Poza wspomnianym monitorem LCD w środku blatu, Captain Nemo ma wiele innych ciekawych rozwiązań. Użyto w nim typowe części Williams/Bally, systemem steruje CPU oparte na typowej strukturze embedded PC, oświetlają go lampki LED, gierki hulają w środowisku Java, oprogramowanie napisano w c++ i jest ono upgrade’owalne poprzez wykorzystanie sieci Wi-Fi, która umożliwia także zdalne prezentowanie wyników w internecie.
Do stworzenia oprawy graficznej tego flippera Antonio udało się pozyskać dwóch uznanych artystów z branży gier wideo: Gustavo Díaz’a (bardziej znany jako Lord Hiryu) oraz Rubén’a Lavado, który zaprojektował szybę.
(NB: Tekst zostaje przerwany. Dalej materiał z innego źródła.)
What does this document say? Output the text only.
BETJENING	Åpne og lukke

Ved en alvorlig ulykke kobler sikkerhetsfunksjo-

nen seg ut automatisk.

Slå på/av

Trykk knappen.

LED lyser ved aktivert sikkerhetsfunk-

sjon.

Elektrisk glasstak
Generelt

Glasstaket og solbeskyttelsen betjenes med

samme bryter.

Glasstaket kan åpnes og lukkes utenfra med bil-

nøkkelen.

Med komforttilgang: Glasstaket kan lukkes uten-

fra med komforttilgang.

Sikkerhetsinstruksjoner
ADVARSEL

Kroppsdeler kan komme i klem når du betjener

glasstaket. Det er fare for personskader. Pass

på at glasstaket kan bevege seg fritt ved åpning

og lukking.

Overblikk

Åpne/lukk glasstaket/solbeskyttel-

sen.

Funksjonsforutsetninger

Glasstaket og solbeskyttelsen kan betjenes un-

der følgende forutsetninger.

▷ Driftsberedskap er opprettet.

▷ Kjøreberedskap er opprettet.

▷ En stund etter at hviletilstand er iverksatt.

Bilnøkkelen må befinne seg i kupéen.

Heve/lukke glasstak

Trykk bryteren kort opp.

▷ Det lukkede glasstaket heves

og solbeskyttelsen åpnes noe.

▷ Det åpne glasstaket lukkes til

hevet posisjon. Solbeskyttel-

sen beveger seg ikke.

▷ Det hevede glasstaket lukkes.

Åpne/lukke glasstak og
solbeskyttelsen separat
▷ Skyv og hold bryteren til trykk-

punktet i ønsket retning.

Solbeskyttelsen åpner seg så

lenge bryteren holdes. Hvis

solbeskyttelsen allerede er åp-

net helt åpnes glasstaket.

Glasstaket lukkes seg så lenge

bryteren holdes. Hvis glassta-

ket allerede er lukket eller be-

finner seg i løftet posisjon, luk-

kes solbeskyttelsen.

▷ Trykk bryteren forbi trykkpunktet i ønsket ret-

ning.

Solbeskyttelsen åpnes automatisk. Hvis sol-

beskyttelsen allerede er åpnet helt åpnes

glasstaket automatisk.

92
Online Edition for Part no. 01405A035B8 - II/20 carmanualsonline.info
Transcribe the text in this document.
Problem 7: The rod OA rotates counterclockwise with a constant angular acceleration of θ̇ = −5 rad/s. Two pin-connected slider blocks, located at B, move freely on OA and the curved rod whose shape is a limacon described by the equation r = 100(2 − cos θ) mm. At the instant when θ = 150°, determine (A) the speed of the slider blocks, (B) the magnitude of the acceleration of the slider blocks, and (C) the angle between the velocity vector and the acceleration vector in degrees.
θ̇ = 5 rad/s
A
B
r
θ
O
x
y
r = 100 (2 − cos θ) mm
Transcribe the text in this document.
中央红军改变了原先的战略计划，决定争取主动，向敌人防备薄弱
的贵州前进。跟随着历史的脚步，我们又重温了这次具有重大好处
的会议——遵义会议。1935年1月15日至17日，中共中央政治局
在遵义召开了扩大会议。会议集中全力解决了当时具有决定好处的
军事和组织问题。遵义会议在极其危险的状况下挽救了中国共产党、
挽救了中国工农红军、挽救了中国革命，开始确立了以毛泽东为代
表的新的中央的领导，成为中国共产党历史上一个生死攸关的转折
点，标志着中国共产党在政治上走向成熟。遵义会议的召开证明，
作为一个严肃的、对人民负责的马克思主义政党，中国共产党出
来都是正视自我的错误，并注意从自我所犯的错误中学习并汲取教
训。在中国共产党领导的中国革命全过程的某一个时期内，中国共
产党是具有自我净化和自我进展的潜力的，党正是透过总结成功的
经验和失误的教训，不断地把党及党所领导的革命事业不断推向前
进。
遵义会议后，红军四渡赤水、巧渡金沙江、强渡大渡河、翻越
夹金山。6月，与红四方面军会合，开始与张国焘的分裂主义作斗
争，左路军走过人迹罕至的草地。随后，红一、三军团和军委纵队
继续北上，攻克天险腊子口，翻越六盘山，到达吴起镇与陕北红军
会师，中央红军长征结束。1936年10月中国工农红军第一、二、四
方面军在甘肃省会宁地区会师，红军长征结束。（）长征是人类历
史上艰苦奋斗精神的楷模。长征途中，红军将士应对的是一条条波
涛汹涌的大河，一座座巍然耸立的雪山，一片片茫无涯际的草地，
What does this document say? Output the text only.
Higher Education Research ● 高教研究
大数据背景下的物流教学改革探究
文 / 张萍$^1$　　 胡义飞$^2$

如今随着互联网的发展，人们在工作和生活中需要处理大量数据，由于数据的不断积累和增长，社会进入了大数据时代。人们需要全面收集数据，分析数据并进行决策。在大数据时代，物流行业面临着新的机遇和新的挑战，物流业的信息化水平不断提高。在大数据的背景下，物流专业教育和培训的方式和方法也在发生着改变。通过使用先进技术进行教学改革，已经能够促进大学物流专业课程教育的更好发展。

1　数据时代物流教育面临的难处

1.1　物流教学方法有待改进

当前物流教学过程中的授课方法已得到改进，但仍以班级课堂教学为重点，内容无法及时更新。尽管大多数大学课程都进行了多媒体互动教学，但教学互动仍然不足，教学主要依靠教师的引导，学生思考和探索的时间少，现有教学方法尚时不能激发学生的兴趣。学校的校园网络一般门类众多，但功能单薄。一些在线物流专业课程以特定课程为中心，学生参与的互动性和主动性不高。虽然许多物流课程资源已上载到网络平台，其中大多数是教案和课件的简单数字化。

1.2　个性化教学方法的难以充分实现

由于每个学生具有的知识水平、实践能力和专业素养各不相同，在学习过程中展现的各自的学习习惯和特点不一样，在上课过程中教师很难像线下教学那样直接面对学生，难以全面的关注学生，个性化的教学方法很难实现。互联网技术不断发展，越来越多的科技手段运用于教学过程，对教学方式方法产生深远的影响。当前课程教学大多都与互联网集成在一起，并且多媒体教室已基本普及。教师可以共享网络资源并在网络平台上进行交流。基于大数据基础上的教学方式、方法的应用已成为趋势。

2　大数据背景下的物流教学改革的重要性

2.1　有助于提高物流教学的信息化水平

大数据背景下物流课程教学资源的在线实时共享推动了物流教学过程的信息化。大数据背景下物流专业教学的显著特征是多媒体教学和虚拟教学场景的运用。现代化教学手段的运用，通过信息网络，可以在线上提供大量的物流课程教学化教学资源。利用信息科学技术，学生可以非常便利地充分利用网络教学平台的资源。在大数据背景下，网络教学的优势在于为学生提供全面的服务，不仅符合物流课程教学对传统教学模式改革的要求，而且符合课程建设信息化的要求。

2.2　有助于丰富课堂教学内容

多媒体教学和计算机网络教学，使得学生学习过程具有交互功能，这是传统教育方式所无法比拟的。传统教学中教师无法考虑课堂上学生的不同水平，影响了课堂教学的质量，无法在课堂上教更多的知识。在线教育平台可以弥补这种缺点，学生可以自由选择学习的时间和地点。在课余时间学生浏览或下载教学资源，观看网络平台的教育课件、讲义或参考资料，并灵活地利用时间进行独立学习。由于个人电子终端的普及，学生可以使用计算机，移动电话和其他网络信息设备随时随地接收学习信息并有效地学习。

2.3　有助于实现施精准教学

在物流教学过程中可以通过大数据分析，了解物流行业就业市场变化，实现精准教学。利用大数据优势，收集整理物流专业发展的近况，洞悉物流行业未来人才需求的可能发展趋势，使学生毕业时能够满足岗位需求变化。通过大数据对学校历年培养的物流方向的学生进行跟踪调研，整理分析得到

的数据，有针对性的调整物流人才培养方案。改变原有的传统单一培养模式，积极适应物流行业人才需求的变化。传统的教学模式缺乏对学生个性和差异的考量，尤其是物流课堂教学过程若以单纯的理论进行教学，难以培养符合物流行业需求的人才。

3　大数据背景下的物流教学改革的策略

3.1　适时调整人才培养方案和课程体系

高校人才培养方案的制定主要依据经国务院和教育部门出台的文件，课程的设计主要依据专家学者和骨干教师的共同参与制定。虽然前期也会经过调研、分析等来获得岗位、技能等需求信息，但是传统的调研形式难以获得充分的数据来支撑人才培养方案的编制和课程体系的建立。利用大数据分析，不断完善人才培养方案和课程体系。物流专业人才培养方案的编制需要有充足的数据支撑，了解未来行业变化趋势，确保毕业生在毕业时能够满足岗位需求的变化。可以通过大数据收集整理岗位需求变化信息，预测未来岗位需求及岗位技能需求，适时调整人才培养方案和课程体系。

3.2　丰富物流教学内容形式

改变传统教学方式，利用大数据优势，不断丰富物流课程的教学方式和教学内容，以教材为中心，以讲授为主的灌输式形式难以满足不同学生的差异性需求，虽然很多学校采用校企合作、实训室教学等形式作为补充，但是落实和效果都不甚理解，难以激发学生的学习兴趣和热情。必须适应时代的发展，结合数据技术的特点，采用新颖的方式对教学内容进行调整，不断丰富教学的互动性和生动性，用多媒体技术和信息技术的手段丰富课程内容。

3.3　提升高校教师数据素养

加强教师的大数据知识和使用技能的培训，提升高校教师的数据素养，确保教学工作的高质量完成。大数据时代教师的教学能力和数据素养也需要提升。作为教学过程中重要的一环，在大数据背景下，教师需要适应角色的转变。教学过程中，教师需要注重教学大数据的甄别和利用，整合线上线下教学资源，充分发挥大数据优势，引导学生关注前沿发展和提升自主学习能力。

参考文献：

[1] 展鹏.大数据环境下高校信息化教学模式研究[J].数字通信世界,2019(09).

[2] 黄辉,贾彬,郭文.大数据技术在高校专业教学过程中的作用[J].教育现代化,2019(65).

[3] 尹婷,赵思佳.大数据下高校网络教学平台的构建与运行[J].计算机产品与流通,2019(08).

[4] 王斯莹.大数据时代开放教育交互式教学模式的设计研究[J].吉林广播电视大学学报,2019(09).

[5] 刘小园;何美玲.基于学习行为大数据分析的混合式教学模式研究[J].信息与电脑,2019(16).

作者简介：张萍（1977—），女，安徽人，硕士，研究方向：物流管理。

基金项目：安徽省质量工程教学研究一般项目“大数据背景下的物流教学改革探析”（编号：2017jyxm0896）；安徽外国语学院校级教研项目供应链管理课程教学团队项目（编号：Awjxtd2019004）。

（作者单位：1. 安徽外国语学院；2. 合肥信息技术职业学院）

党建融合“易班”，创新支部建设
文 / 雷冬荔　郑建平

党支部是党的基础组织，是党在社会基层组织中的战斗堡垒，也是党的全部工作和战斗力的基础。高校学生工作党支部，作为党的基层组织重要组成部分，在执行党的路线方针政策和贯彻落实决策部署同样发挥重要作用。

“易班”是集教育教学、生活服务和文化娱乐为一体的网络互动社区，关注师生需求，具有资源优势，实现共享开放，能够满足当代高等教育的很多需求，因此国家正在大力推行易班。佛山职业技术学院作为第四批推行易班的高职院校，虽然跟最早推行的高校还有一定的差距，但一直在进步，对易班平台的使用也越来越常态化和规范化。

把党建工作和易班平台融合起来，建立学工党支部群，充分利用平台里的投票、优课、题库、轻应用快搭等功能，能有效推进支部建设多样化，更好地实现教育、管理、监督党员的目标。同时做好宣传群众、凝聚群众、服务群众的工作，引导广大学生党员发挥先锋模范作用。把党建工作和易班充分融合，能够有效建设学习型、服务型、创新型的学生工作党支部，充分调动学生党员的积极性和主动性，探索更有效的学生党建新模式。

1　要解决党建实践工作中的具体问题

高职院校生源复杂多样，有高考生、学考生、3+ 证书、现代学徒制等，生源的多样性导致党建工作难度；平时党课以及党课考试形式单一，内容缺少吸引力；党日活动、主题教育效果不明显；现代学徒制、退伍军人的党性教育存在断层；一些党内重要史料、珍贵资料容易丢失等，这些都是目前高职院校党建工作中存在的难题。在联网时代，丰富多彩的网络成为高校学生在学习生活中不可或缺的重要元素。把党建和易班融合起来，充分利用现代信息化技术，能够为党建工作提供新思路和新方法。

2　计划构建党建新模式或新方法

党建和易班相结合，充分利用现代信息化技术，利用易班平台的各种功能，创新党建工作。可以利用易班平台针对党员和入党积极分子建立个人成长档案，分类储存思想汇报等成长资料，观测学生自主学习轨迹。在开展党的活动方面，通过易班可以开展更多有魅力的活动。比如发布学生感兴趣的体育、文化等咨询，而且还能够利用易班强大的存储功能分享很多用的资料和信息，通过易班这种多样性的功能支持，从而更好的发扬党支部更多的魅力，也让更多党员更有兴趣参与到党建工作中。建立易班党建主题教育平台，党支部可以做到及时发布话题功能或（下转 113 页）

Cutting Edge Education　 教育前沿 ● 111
Skorzystałem z okazji, by zadać Antonio kilka pytań:
V.B.- Czy prototyp Captain Nemo jest gotowy, a jeśli tak, to czy zostanie on zaprezentowany na wrześniowym turnieju flipperów w Madrycie?
A.O. – Skończyłem właśnie pierwszy prototyp (miał swoja premierę na konkursie flipperów w Silla, k. Valencii, w drugiej połowie lipca br.), a teraz pracuję nad zasadami gry aby być gotowym do European Pinball Championship (EPC).
Pracuję też nad ostatecznym prototypem, ale nie wiem czy skończę go do czasu rozpoczęcia EPC, ale próbuję. Różnice między prototypami są małe, drobne korekty na boisku, a chodzi zwłaszcza o jakość druku i pokrycia.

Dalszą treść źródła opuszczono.